Potsdam. Die Aufnahme von Flüchtlingen in Brandenburg, für die eigentlich Berlin zuständig wäre, würde Schwierigkeiten bereiten. Allein leerstehende Wohnungen seien noch keine ausreichende Voraussetzung zur Unterbringung Asylsuchender, sagte Sozialministerin Diana Golze (LINKE) am Mittwoch im Sozialausschuss des Landtags. Auch die passende Infrastruktur wie Schulen und Kindergärten müsse vor Ort zur Verfügung stehen. Dies sei jedoch oft nicht der Fall.

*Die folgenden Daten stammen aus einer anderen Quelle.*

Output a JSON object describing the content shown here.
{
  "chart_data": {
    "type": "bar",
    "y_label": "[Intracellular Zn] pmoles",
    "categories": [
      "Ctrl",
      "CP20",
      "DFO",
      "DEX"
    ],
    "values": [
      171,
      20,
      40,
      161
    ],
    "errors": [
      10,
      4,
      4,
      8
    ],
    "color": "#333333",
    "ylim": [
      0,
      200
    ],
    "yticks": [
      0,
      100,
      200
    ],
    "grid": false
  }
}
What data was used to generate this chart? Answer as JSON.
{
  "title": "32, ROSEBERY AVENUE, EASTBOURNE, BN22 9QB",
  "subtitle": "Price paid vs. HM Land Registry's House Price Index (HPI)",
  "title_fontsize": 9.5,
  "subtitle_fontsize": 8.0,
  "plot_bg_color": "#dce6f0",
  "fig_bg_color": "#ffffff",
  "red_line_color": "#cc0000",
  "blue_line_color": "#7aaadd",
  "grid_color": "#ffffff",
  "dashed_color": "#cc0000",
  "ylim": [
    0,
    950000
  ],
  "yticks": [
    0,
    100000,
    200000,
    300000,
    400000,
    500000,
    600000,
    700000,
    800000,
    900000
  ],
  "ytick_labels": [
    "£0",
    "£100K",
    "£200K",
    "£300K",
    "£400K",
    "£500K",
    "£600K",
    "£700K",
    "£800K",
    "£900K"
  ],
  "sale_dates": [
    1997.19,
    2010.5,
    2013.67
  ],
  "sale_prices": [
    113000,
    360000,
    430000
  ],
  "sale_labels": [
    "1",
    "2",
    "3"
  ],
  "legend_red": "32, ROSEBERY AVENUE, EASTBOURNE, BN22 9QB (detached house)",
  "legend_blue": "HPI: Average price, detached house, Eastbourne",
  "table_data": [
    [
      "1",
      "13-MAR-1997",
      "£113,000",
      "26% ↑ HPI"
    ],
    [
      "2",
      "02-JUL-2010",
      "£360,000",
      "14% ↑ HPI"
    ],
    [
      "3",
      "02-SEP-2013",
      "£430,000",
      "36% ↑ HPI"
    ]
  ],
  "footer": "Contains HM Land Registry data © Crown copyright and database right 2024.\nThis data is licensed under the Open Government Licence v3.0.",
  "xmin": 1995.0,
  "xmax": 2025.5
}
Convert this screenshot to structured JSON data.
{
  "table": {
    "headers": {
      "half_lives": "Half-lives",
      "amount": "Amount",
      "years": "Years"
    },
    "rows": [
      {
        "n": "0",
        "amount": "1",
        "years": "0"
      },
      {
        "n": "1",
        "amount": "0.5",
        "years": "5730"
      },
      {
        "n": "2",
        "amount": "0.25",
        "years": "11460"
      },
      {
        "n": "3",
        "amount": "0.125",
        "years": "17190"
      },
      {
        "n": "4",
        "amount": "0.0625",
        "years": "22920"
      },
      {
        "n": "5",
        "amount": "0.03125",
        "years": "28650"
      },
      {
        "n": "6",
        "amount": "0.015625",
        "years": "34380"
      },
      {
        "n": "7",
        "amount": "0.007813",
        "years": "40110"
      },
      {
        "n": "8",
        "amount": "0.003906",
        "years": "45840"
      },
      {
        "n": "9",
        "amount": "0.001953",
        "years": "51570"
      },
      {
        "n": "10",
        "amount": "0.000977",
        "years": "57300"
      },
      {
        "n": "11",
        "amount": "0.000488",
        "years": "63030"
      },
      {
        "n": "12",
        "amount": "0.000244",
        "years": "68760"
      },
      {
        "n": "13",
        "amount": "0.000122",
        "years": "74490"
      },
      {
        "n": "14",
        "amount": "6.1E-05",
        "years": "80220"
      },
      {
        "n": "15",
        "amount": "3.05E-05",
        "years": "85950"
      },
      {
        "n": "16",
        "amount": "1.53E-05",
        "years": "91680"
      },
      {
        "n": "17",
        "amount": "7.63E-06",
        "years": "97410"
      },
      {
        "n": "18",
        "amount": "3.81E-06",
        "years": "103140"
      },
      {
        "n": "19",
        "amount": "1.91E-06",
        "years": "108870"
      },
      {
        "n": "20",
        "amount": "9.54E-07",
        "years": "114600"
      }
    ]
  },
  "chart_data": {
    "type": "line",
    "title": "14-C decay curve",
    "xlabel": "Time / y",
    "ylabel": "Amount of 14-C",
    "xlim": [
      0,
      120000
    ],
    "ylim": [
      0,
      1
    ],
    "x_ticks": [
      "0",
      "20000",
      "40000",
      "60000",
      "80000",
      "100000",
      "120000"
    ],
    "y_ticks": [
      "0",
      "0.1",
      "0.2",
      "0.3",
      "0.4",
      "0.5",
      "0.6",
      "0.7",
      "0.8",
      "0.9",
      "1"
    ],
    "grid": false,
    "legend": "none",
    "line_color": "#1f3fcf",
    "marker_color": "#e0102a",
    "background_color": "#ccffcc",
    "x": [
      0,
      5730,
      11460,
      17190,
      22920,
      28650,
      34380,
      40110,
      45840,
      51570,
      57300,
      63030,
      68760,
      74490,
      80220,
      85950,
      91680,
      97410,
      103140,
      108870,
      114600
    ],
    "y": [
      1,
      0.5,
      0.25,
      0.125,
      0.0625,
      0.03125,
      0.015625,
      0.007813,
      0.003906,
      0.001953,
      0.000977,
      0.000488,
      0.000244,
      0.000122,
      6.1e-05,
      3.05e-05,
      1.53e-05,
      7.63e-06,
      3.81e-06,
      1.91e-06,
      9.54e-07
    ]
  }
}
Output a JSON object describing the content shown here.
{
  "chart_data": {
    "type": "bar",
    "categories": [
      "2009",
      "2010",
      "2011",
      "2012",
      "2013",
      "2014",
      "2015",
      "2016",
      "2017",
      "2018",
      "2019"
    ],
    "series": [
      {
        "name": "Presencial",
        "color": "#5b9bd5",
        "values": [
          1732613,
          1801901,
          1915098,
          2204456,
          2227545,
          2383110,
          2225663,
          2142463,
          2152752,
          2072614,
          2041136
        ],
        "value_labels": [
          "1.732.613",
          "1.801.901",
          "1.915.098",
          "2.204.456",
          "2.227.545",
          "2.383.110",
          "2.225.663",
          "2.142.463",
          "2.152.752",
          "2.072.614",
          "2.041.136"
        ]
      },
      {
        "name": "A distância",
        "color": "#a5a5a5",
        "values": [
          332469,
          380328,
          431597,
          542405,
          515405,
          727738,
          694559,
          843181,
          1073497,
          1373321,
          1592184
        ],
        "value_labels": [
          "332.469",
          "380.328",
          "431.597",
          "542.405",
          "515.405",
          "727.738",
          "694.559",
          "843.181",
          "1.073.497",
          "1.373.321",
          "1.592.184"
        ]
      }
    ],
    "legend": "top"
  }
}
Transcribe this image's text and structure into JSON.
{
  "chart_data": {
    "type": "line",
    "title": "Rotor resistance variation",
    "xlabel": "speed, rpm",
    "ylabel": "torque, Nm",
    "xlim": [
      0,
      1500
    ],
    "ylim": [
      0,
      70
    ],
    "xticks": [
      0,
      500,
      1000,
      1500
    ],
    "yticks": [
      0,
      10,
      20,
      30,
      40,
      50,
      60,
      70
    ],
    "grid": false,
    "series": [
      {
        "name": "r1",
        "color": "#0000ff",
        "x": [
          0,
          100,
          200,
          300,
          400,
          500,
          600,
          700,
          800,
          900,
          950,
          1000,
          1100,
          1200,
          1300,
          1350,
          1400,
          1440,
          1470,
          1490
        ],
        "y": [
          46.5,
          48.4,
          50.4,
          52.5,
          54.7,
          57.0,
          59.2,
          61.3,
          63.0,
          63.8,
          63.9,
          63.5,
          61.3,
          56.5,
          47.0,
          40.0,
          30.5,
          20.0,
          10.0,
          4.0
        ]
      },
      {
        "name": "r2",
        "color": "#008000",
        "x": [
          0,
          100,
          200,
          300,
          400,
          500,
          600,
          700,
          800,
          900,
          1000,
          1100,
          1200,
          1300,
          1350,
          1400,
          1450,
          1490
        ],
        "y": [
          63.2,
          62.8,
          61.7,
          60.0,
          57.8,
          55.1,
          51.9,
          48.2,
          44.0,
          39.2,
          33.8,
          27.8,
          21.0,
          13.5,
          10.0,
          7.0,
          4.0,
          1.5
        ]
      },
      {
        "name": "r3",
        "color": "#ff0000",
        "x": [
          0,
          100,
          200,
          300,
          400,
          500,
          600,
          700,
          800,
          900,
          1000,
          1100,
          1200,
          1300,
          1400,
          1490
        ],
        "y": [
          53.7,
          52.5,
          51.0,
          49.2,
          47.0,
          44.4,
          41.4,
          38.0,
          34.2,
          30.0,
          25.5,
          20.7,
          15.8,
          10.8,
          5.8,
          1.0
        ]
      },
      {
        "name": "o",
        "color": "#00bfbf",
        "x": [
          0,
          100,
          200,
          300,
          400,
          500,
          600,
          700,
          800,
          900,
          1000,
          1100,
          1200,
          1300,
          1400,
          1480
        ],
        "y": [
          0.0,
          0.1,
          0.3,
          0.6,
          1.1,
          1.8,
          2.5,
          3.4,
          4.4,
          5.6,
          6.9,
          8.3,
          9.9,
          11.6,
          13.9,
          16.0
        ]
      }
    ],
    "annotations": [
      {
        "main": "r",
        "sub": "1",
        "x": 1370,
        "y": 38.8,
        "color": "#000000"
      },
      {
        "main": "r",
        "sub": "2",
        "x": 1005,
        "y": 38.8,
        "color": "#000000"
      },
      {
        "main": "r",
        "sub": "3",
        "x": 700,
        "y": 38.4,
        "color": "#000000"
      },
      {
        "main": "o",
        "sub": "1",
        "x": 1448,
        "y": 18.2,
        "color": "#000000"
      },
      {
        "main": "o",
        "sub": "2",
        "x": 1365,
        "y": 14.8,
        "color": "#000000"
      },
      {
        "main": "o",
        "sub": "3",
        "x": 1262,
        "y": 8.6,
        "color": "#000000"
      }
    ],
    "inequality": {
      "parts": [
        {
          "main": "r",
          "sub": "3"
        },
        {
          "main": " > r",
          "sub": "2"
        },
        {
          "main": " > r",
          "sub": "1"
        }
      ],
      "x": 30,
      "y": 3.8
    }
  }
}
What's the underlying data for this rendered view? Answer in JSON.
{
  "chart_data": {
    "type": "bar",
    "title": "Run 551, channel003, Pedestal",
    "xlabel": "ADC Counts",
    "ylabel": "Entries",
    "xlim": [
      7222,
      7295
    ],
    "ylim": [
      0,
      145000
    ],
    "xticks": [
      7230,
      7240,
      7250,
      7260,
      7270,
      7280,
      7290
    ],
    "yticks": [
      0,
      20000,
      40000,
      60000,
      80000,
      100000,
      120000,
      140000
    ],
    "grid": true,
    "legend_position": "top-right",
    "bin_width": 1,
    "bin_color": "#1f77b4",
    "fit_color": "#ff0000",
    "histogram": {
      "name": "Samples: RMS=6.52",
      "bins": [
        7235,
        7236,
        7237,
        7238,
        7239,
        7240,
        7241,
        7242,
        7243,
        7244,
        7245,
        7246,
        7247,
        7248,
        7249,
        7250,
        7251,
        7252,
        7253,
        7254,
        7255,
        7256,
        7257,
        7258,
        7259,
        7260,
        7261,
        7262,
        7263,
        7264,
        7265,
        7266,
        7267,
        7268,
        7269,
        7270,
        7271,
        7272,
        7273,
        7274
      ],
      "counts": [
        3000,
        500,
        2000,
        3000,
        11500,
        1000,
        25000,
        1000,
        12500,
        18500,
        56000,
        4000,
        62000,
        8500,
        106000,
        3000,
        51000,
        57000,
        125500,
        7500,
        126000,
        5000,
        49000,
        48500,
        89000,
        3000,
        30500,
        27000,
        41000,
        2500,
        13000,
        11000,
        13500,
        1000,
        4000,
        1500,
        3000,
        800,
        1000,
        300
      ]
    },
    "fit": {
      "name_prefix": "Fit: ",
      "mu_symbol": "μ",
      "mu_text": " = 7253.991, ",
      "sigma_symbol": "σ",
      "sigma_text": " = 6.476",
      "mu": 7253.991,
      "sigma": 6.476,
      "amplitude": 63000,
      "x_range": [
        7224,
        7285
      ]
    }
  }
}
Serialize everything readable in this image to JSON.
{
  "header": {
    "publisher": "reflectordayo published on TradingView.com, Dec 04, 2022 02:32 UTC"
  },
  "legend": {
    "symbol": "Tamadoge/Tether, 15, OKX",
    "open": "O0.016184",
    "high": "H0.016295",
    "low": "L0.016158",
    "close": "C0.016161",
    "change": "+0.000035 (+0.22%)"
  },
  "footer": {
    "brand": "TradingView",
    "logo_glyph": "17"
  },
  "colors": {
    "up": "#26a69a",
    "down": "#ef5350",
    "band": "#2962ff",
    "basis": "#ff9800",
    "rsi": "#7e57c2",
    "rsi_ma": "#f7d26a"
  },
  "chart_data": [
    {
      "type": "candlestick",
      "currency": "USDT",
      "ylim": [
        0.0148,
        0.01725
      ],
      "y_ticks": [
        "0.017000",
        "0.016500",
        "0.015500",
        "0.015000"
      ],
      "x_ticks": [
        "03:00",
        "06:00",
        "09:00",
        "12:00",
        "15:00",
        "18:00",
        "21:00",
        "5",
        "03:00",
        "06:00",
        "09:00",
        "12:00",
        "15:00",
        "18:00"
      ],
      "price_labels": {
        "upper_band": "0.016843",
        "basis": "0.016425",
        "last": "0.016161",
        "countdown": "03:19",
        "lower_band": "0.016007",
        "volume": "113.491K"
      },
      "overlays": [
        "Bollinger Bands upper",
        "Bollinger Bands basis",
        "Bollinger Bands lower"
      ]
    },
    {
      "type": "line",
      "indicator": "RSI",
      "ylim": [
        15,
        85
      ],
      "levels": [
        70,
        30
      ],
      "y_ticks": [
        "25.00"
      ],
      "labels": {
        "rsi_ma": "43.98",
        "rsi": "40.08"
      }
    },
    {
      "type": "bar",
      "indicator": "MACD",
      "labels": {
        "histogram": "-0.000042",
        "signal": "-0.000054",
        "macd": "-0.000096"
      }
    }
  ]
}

So seien märkische Schulen, die in der Vergangenheit wegen Schülermangels geschlossen und zum Teil bereits verkauft oder abgerissen worden. Berlins Regierender Bürgermeister Michael Müller (SPD) hat angeregt, dass Brandenburg wegen der Wohnungsnot in der Hauptstadt zusätzliche Flüchtlinge aus Berlin aufnehmen könnte. Nach der gemeinsamen Kabinettssitzung am Dienstag hieß es von Seiten Brandenburgs, dies werde nicht grundsätzlich abgelehnt. epd/nd

ndPlus

Ein kleiner aber feiner Teil unseres Angebots steht nur Abonnenten in voller Länge zur Verfügung. Mit Ihrem Abo haben Sie Vollzugriff auf sämtliche Artikel seit 1990 und helfen mit, das Online-Angebot des nd mit so vielen frei verfügbaren Artikeln wie möglich finanziell zu sichern.

Testzugang sichern!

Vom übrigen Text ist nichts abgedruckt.